Extremists attack northern Nigeria city

Written By Unknown on Jumat, 14 Maret 2014 | 21.50

MAIDUGURI (Nigeria): Suspected Islamic militants struck the northern city of Maiduguri on Friday morning, attacking the main military barracks and causing panicked residents to flee.

Children walking to school when the shooting erupted cried in fear and confusion.

Soldiers had a shootout with the insurgents near the main Giwa Military Barracks. It appeared the extremists' mission is to hit the military in their stronghold. The barracks are the headquarters of a 10-month-old security forces offensive to halt the Islamic uprising in northeast Nigeria using draconian state of emergency powers.

Maiduguri is the birthplace of the Boko Haram terrorist network that is blamed for the deaths of thousands of Muslims and Christians in a 4-year-old uprising aimed at transforming Nigeria into an Islamic state under strict shariah law. Nigeria's population of 170 million, the biggest in Africa, is comprised of almost equal numbers of Christians living mainly in the south and Muslims in the north.

The military cut cell phone service on Wednesday in Maiduguri, as part of a renewed offensive, so there was no way to contact officials.

It was the third attack in recent months in Maiduguri, capital of Borno state: Twin car bombs exploded in a bustling marketplace in Maiduguri on March 2, killing more than 50 people. A January 14 bomb killed 40 residents. A bold assault December 5 on the air force base and a military barracks on the city outskirts killed an unknown number of security forces and extremists who destroyed five aircraft on the runway.

The uprising and the fallout from an often brutal military response has forced about half a million people from their homes since 2012 — some 470,000 people displaced in the country and at least 30,000 across borders in Chad, Niger and Cameroon, according to the UN refugee agency.

"The horrific attacks by Boko Haram are having a devastating impact on northern Nigerians," Human Rights Watch said in a report Friday calling for the government to help refugees. The New York-based advocacy group put the death toll at more than 700 killed this year in attacks on more than 40 villages.

Friday's attack is a major blow to the military's claims of successes in air raids and ground assaults on forest hideouts and mountain caves that they said have killed scores of fighters and had others on the run.
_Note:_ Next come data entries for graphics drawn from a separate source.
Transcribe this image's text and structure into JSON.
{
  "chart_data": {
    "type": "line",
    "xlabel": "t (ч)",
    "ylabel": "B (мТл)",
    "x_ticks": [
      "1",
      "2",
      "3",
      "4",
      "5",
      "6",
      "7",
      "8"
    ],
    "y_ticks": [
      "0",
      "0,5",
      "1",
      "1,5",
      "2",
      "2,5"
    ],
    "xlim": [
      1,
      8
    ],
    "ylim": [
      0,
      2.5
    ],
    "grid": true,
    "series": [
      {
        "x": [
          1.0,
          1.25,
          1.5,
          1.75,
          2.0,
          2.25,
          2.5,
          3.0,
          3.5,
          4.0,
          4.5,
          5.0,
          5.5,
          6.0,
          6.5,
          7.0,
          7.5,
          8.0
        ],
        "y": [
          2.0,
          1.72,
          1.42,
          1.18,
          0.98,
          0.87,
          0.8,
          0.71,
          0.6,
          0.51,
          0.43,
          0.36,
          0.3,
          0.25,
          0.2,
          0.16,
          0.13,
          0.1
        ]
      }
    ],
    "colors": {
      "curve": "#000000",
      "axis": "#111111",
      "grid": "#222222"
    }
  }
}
A series of military press releases have been issued in the past two weeks following unprecedented criticism of the failure to halt ever-deadlier attacks, including assaults in which soldiers are reported to have abandoned checkpoints and left civilians at the mercy of the militants.

President Goodluck Jonathan has responded by firing his entire military command last month and appointing a new defense minister last week. This comes in the run-up to February 2015 elections that will be the most hotly contested since decades of military dictatorship ended in 1999.

A statement Thursday from the security forces' joint security information committee "noted with great concern the orchestrated attack on the morale of the Nigerian security forces engaged in the fight against terrorism by a section of the political elite." It accused them of encouraging a mutiny.

On Tuesday, a Defense Ministry statement said captured extremists had confessed their struggle was in jeopardy with fighters starving and under constant aerial bombardment. It claimed that some had confessed their clerics "declared that the operation of the sect had come to an end as the mission could no longer be sustained."

Such claims have been dismissed by politicians. House of Assembly speaker Aminu Waziri Tambuwal said Tuesday the country has run out of excuses for its inability to defend citizens against "an orgy of deaths, destruction and waste." He spoke at a special session in memory of 59 high school students gunned down or burned to death in a locked dormitory in a February attack in neighboring Yobe state.

Witnesses reported that soldiers had abandoned a checkpoint on the road to the school just hours before the attackers struck.

Borno Gov. Kashim Shettima has asked if there is collusion between some high-ranking military officers and the militants. Several lower ranks were arrested last year on charges of feeding information and otherwise aiding the extremists. They were to be tried by courts-martial but their fate is unknown.